古代ギリシャ・アテネの衰退は、ポピュリズムで衆愚政治に陥り、ソクラテスを死刑にしてしまった。エースのプラトンは幻滅し「国家論・The Republic」 を書いたが、これはスパルタを念頭においた貴族制だった。

 

ローマの平和を崩壊させた「混乱と破壊」は、大衆が煽動政治家に踊らされて、「パンと見世物」に酔いしれて冷静な判断力をなくした結果だった。

 

 

2つ目は、自国(日本)の伝統・歴史を再認識し、曖昧になっている「日本の文化」をしっかり教育することだ。

 

難しいことではない。

自分の言葉で、日本の歴史・文化を語る力を教育することだ。

古い時代のことだけではない。

原爆のことも、震災のことも、地震のことも・・・。

 

歴史学習は、年代を暗記することではなく、自国の伝統文化を理解し、周囲にも他国の人にも「伝える力」の指導に重点を置けばいい。

 

例えば、大学入試センター試験で「鍔(つば)をテーマに出題したら、「何のことか意味がわからない高校生が多かった」が、そうした若者を作らないことだ。

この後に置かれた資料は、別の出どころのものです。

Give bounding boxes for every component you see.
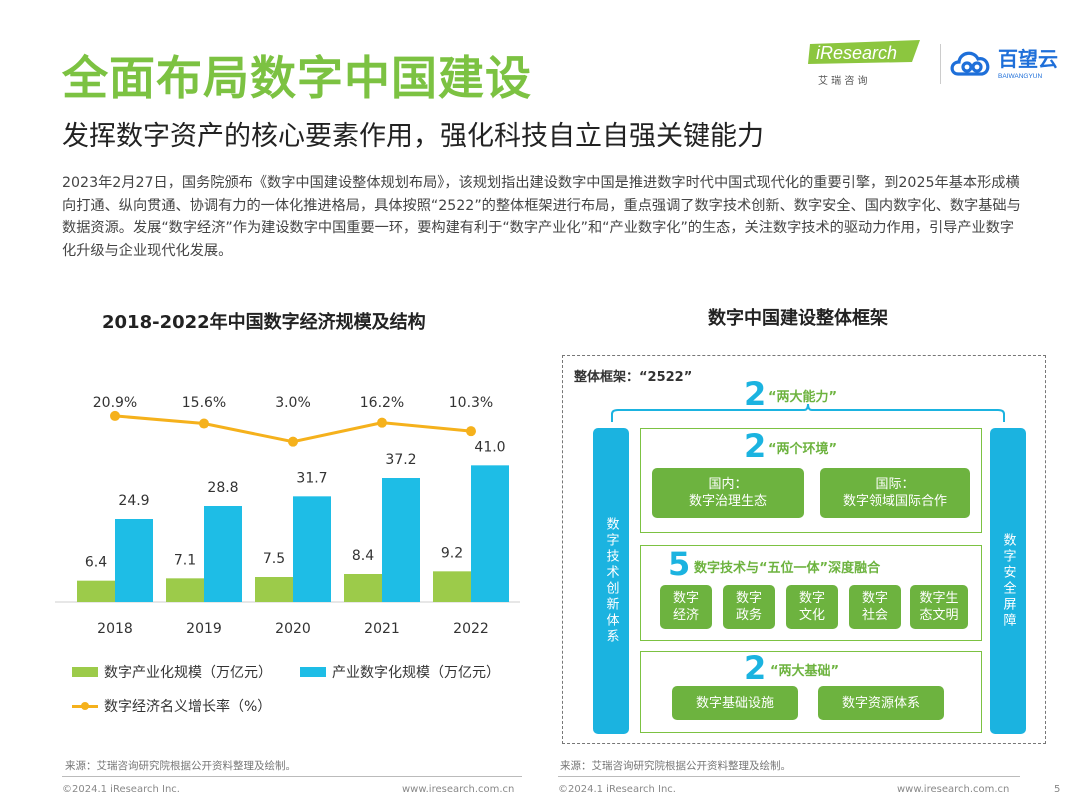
env-domestic-box: 国内： 数字治理生态	[652, 468, 804, 518]
bar-value-label: 7.5	[263, 551, 285, 567]
footer-url-right: www.iresearch.com.cn	[897, 784, 1010, 795]
source-note-right: 来源：艾瑞咨询研究院根据公开资料整理及绘制。	[560, 760, 791, 772]
legend-label: 数字产业化规模（万亿元）	[104, 665, 272, 681]
bar-digitalization	[471, 465, 509, 602]
growth-point	[466, 426, 476, 437]
legend-item-industrialization: 数字产业化规模（万亿元）	[72, 662, 272, 682]
pillar-security: 数字安全屏障	[990, 428, 1026, 734]
framework-box	[562, 355, 1046, 744]
five-item-government: 数字 政务	[723, 585, 775, 629]
bar-value-label: 31.7	[296, 470, 327, 486]
logo-divider	[940, 44, 941, 84]
bar-value-label: 9.2	[441, 545, 463, 561]
growth-value-label: 20.9%	[93, 395, 137, 411]
bar-digitalization	[293, 496, 331, 602]
x-tick-label: 2018	[97, 621, 133, 637]
cloud-icon	[950, 51, 990, 76]
five-item-economy: 数字 经济	[660, 585, 712, 629]
legend-label: 数字经济名义增长率（%）	[104, 699, 272, 715]
legend-swatch-line	[72, 701, 98, 711]
environment-block	[640, 428, 982, 533]
five-item-culture: 数字 文化	[786, 585, 838, 629]
x-tick-label: 2019	[186, 621, 222, 637]
iresearch-logo-text: iResearch	[816, 43, 897, 63]
pillar-label: 数字技术创新体系	[603, 517, 619, 645]
top-bracket	[611, 403, 1005, 422]
pillar-tech-innovation: 数字技术创新体系	[593, 428, 629, 734]
chart-title: 2018-2022年中国数字经济规模及结构	[102, 312, 426, 333]
page-title: 全面布局数字中国建设	[62, 51, 532, 105]
integration-block	[640, 545, 982, 641]
digital-economy-chart: 6.4 24.9 20.9% 7.1 28.8 15.6% 7.5 31.7 3.0% 8.4 37…	[55, 395, 520, 637]
source-note-left: 来源：艾瑞咨询研究院根据公开资料整理及绘制。	[65, 760, 296, 772]
bar-industrialization	[344, 574, 382, 602]
baiwangyun-logo-sub: BAIWANGYUN	[998, 73, 1042, 80]
x-tick-label: 2022	[453, 621, 489, 637]
integration-number: 5	[668, 545, 691, 583]
foundation-data-resources: 数字资源体系	[818, 686, 944, 720]
framework-title: 数字中国建设整体框架	[708, 308, 888, 329]
iresearch-logo: iResearch 艾 瑞 咨 询	[808, 40, 930, 92]
legend-item-digitalization: 产业数字化规模（万亿元）	[300, 662, 500, 682]
intro-paragraph: 2023年2月27日，国务院颁布《数字中国建设整体规划布局》，该规划指出建设数字…	[62, 175, 1021, 259]
foundation-number: 2	[744, 649, 767, 687]
page-number: 5	[1054, 784, 1061, 795]
environment-number: 2	[744, 427, 767, 465]
bar-value-label: 28.8	[207, 480, 238, 496]
framework-label: 整体框架：“2522”	[574, 370, 693, 385]
foundation-infrastructure: 数字基础设施	[672, 686, 798, 720]
growth-point	[377, 417, 387, 428]
legend-item-growth: 数字经济名义增长率（%）	[72, 696, 271, 716]
bar-value-label: 8.4	[352, 548, 374, 564]
growth-value-label: 3.0%	[275, 395, 311, 411]
growth-point	[288, 436, 298, 447]
bar-industrialization	[166, 578, 204, 602]
baiwangyun-logo-text: 百望云	[998, 47, 1058, 71]
footer-url-left: www.iresearch.com.cn	[402, 784, 515, 795]
legend-swatch-blue	[300, 667, 326, 677]
five-item-society: 数字 社会	[849, 585, 901, 629]
bar-industrialization	[433, 571, 471, 602]
capability-number: 2	[744, 375, 767, 413]
foundation-block	[640, 651, 982, 733]
five-item-ecology: 数字生 态文明	[910, 585, 968, 629]
bar-digitalization	[115, 519, 153, 602]
x-tick-label: 2021	[364, 621, 400, 637]
bar-industrialization	[255, 577, 293, 602]
environment-label: “两个环境”	[768, 442, 838, 457]
footer-copyright-left: ©2024.1 iResearch Inc.	[62, 784, 180, 795]
bar-industrialization	[77, 580, 115, 602]
pillar-label: 数字安全屏障	[1000, 533, 1016, 629]
bar-value-label: 7.1	[174, 552, 196, 568]
footer-divider-right	[558, 776, 1020, 777]
growth-point	[110, 410, 120, 421]
capability-label: “两大能力”	[768, 390, 838, 405]
iresearch-logo-cn: 艾 瑞 咨 询	[818, 74, 868, 87]
bar-value-label: 37.2	[385, 452, 416, 468]
legend-swatch-green	[72, 667, 98, 677]
growth-value-label: 15.6%	[182, 395, 226, 411]
env-international-box: 国际： 数字领域国际合作	[820, 468, 970, 518]
legend-label: 产业数字化规模（万亿元）	[332, 665, 500, 681]
page-subtitle: 发挥数字资产的核心要素作用，强化科技自立自强关键能力	[62, 121, 764, 152]
bar-value-label: 24.9	[118, 493, 149, 509]
growth-point	[199, 418, 209, 429]
footer-copyright-right: ©2024.1 iResearch Inc.	[558, 784, 676, 795]
bar-value-label: 41.0	[474, 439, 505, 455]
bar-value-label: 6.4	[85, 555, 107, 571]
baiwangyun-logo: 百望云 BAIWANGYUN	[950, 42, 1070, 82]
bar-digitalization	[382, 478, 420, 602]
growth-value-label: 10.3%	[449, 395, 493, 411]
growth-value-label: 16.2%	[360, 395, 404, 411]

わからなかったら、調べてマスターする生徒を育てることだ。

 

フランスのナポレオン1世に敗れたプロイセン(ドイツ)で、混乱した国家を見て『ドイツ国民に告ぐ』という講義を展開した哲学者フィヒテのことを思わずにはいられない。

指導者の姿勢は影響力が大きい。

ましてや、日常の指導者の言動の影響力は計りなく大きい。責任を果たそう!

 

 

3つ目は、「時代のチェンジ」を自覚させる指導をすることだ。

トランプ氏の当選を他人事として捉えず、アクティブラーニングのテーマに設定することである。「時代を観る眼」を養う絶好の機会である。

 

TPPの問題も、保護主義の立場をとるトランプ氏は否定的だという。

日本はどうするべきか。

 

平成天皇の生前退位の問題も、憲法改正の問題も、国家の基幹を動かす重要なテーマである。これらは、一見すると別々の問題に見えるが、「時代の節目」の現象とみれば、同一線上にある。

 

東京オリンピック・築地を取り巻く利権・18歳選挙・大学入試改革・金融政策・経済活動の行き詰まり・自衛隊の海外派遣・・・など、「時代のチェンジ」を象徴する課題も、トランプ氏の当選と同じ次元で捉えて議論することを勧めたい。

 

これは指導者の資質と能力が問われるが、しっかり勉強して乗り切る事である。

 

直近でいえば「大学入試問題」変わってくるだろう。

避けて通ることができないからである。

医療・介護・福祉・薬学・理学・工学など、関係が薄いとみることは危険である。

見えない変化が「見える化」するのは早いだろう。

次年度は確実に変化がみられるだろう。

 

すでにLEADESTは入試については「態勢を整えた・・・」と聞くが、それ以外の学校・塾・予備校の関係者も、意識を高く持つことをお勧めしたい。

 

トランプ氏の当選を傍観することは危険である。